My question is: was I lucky, or is this guaranteed to work everywhere? If I'm not mistaken, the result of calling some f(Data*) with a void* argument is just as if called reinterpret_cast<Data*> on the void* --- and that couldn't possibly be dangerous. Right?
EDIT: No, simply making the Data type transparent to the client code won't work. The client code calls many libraries through the same API, but each library might have its own implementation. For the client, Data could be anything.
While this is likely to work in practice, C doesn't guarantee this behavior.
There are two problems:
Different pointer types can have different sizes and representations. On such an implementation going to void * and back involves an actual conversion at runtime, not just a cast to make the compiler happy. See http://c-faq.com/null/machexamp.html for a list of examples, e.g. "The old HP 3000 series uses a different addressing scheme for byte addresses than for word addresses; like several of the machines above it therefore uses different representations for char * and void * pointers than for other pointers."
Different pointer types can use different calling conventions. For example, an implementation might pass void * on the stack but other pointers in registers. C doesn't define an ABI, so this is legal.

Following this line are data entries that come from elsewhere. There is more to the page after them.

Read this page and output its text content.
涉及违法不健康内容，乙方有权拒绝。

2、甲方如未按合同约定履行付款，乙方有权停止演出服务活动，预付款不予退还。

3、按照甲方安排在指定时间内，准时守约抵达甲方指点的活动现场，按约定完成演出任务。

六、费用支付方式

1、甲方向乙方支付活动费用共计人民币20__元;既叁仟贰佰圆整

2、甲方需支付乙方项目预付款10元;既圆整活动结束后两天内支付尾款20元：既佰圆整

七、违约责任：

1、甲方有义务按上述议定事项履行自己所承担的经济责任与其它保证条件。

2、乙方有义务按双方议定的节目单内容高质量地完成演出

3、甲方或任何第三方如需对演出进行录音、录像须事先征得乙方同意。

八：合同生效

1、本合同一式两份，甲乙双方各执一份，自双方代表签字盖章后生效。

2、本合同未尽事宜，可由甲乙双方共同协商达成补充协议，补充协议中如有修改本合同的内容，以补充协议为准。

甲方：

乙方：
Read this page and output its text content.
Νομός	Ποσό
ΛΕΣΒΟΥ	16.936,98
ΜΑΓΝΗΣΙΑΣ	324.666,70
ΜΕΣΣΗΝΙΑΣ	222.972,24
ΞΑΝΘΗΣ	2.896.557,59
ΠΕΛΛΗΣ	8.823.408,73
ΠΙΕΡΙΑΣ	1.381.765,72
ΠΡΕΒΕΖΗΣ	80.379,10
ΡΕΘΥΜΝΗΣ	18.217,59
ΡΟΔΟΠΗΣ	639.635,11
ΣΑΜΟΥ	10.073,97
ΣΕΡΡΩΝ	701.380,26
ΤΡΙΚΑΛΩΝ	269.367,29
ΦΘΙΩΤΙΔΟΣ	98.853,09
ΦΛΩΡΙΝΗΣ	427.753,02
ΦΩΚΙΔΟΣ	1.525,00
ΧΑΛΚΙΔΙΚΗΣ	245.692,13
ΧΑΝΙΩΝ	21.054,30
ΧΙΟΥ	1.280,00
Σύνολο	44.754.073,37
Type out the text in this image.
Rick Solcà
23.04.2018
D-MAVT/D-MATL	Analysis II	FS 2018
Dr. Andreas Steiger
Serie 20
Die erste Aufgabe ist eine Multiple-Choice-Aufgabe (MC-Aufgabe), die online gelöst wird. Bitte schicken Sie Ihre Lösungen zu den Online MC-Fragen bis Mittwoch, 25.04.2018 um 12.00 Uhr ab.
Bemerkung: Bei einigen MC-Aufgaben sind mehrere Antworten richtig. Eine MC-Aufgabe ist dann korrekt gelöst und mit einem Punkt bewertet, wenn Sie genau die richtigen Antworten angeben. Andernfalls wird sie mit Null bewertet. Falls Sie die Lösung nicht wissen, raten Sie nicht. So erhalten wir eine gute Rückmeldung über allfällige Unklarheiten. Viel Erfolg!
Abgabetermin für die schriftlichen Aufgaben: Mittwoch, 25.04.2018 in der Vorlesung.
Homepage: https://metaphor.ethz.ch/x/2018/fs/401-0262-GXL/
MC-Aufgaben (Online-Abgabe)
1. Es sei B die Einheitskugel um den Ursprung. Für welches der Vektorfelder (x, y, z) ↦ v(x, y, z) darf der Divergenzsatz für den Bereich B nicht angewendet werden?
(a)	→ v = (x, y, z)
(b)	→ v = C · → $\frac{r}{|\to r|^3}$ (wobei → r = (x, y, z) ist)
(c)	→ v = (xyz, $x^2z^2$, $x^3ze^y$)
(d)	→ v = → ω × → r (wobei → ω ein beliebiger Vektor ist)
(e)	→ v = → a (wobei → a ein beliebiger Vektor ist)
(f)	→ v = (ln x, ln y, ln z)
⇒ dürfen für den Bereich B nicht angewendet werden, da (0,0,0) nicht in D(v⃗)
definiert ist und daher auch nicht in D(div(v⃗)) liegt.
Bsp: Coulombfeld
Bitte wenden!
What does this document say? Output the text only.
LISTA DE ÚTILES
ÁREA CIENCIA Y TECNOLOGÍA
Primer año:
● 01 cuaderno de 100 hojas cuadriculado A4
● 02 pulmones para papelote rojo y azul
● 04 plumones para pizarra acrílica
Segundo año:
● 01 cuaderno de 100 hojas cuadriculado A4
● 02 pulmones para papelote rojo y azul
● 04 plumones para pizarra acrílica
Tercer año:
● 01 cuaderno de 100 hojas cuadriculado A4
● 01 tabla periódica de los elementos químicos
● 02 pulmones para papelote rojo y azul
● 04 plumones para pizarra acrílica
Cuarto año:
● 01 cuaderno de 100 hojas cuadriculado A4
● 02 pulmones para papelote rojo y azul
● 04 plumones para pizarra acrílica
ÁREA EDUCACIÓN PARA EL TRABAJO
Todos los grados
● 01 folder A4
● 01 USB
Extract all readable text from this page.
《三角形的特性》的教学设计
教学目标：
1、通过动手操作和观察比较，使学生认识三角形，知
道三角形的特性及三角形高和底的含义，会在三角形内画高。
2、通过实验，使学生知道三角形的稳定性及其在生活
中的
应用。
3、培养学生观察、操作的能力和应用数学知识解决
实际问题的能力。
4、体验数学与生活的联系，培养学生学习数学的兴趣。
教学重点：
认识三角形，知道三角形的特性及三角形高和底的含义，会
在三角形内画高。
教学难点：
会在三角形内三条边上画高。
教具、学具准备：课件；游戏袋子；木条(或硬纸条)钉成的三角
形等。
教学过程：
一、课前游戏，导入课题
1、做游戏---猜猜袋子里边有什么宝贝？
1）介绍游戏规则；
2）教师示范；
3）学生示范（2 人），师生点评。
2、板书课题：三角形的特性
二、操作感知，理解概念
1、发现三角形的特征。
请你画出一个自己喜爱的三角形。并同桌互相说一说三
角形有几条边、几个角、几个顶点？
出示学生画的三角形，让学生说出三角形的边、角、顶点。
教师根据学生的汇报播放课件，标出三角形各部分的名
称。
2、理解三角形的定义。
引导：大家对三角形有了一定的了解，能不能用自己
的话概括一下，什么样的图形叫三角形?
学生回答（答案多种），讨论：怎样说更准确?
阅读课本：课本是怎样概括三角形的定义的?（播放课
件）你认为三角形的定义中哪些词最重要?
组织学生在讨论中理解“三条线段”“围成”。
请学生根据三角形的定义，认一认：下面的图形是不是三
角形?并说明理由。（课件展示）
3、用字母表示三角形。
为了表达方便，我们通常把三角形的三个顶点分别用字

That said, you're using dlsym, which is a POSIX function. I don't know if POSIX imposes additional requirements that make this code portable (to all POSIX systems).
On the other hand, why don't you use Data * everywhere? On the client side you can just do
struct Data;
to leave the type opaque. This fulfills your original requirements (the client can't mess with the internals of Data because it doesn't know what it is, it can only pass pointers around), but also makes the interface a bit safer: You can't accidentally pass the wrong pointer type to it, which would be silently accepted by something taking void *.